Interview: Numero Group Founder Ken Shipley

Chicago archival label stopping at Strange Matter today for pop-up sale.


The cover of "Wayfaring Strangers: Cosmic American Music" from Numero Group, one of the nation's most revered archival labels.
  • The cover of "Wayfaring Strangers: Cosmic American Music" from Numero Group, one of the nation's most revered archival labels.

Annual Record Store Day was just held on Saturday, historically a boon for sales at most of Richmond's vinyl outlets.

If you have any money left, music fans can keep scratching that itch today when esteemed Chicago archival label, the Numero Group, stops at Strange Matter (from 2 p.m. to 7 p.m.) on it's national pop-up store tour, offering deals aplenty on their fine releases.

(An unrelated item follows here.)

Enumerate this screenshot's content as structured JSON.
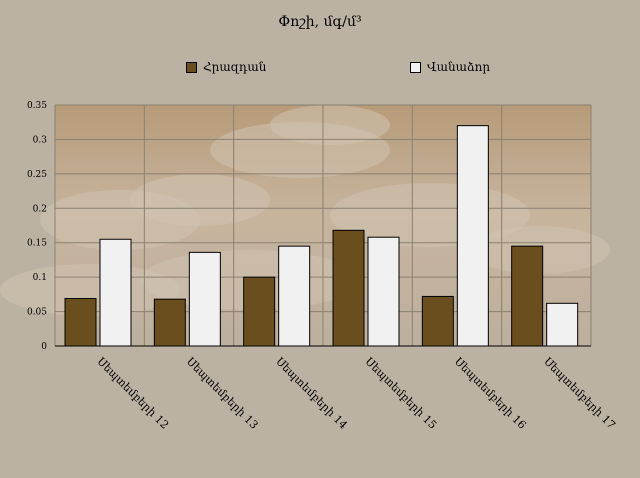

The traveling record roadshow consists of "two guys, a box truck, and seven pallets teeming with Numero LPs, CDs, 45s, t-shirts, books and other additional miscellany your local record store isn't carrying," according to a release.

We caught up with Ken Shipley, founder of Numero, via e-mail, to learn a little more about the unusual tour.

Style: What inspired you to do this?

Shipley: As the record economy evolves from physical to streaming, there's a small but vocal consumer that still very much wants a tactile experience. We've been doing pop up stores for years in Chicago and New York, but the market for Numero can be nearly as strong in a place like Richmond based on the fact that there's no way any store can carry all of our 300+ titles.

How is it working out financially for the label, how much of a boost is it?

The numbers are certainly a factor here, as the Factory Outlet is a great short term fundraiser. But the real boost we get is to the overall brand. Thousands of people will show up over the course of this tour, all of them connecting to Numero in their own small way. People rarely buy one Numero album and then stop. These stores are a gateway.

What are they learning about their audience through touring?

Our fans are being wildly underserved at retail. We get it, stores can only afford to carry so much of one label. But by not carrying a healthy amount of our catalog, this is the only way to give them a retail experience.

And what are the future plans (expand, continue touring) where does it go from here, basically?

We'd love to say we're going to do this every year, but with the shift to streaming we can imagine a time in the new future where we carry a very small amount of physical stock. If you don't have 300 unique records, there's not going to be very much for people to buy. AS long as we have a lot of stock, we'll continue.

Anything else you could tell me about what titles they'll be carrying?

Blow-out priced LPs, CDs, and 45s, exclusive mix tapes, a few of those Detroit-only Third Man 45s we pressed up, copies of Record Store Day releases, and a couple new titles that aren't even out yet.

The Numero Factory Outlet is held today at Strange Matter from 2 p.m. to 7 p.m.